San Diego Gas & Electric utilizes helicopters for the placement of utility poles, and the County of San Diego has been able to take advantage of that to augment the county’s aerial firefighting fleet.
SDG&E recently entered into a long-term lease agreement for a second helicopter, and on July 23 the county approved a Memorandum of Understanding with SDG&E for use of the second helicopter for firefighting needs.
The supervisors’ 5-0 vote authorized the director of the county’s Department of Purchasing and Contracting to enter into a three-year agreement with SDG&E which will expire on June 30, 2022, and which will limit the county’s annual costs to $150,000. SDG&E will cover the cost of the first two hours to operate the helicopter in the event it is needed for wildfire suppression while the county will cover the expenses for the next two hours.
“This action will strengthen our aerial assets within the county,” said Supervisor Jim Desmond. “I’m very happy to see the County of San Diego and SDG&E in a partnership.”
Not only will both helicopters be available for firefighting if necessary, but during periods of high wildfire risk one of the helicopters will be pre-positioned in North County.
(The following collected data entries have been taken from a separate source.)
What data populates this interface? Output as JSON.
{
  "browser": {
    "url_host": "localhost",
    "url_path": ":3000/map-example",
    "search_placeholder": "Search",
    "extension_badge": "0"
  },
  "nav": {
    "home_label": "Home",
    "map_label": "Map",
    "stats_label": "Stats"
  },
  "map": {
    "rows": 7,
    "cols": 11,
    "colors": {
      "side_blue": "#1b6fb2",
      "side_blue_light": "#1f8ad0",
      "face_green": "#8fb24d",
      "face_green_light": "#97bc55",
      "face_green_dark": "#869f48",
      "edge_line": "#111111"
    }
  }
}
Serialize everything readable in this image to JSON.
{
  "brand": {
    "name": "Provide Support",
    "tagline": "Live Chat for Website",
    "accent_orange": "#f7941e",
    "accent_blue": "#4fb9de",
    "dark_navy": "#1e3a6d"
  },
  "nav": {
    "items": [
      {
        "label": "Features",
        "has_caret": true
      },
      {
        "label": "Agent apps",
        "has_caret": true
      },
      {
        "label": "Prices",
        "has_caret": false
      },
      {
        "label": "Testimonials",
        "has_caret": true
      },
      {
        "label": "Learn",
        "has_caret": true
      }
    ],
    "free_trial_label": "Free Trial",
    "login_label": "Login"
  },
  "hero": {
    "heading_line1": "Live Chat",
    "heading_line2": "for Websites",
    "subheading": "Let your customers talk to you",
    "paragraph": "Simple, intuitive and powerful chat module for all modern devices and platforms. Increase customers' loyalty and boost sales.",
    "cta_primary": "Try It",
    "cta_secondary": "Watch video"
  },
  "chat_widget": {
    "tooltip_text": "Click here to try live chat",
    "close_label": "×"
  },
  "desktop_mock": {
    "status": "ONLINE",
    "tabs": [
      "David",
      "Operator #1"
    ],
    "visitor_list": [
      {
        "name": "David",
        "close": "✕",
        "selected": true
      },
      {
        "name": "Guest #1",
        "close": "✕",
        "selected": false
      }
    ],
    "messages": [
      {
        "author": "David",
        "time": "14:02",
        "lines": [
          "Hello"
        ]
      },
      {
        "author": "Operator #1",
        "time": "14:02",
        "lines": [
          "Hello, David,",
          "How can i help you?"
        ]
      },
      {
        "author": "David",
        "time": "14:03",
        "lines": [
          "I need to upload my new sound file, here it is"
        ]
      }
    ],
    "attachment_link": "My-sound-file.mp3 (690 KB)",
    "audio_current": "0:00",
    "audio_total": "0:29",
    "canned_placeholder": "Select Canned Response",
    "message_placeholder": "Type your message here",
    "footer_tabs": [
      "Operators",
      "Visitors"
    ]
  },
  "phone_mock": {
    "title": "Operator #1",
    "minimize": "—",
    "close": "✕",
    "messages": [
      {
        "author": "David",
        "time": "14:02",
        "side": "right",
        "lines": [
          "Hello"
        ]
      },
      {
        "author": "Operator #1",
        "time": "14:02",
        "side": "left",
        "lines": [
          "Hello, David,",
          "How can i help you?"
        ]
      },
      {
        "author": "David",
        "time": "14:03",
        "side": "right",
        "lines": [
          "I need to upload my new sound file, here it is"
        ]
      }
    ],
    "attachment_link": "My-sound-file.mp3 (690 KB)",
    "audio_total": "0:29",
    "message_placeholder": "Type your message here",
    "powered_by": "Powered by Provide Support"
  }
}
The California Department of Forestry and Fire Protection will determine the needs.
The helicopters can stay airborne for up to two and a half hours before they need to be refueled and can carry more than 2,600 gallons of water per trip. The helicopters can drop between 20,000 and 30,000 gallons per hour with the proximity of a water source to the fire constituting the primary variable.
During 2018 the SDG&E helicopter was used for the West Fire in Alpine, the Rangeland Fire in Ramona, the Pasqual Fire in the San Pasqual Valley, and the Recycle Fire in Campo.
SDG&E’s second helicopter will be a UH-60 Blackhawk. A 2016 Board of Supervisors agreement covered the use of SDG&E’s Sikorsky S-64. The original agreement was approved in 2009 and subsequently renewed.
If funding for flight time is available the county and SDG&E will also make the helicopters available to cities and fire protection districts at no cost, although if the county has reached its maximum annual costs the jurisdictions would be responsible for the flight time hourly rate expense. The county will seek reimbursement from the state or Federal government in the event the helicopters are used to suppress a wildfire.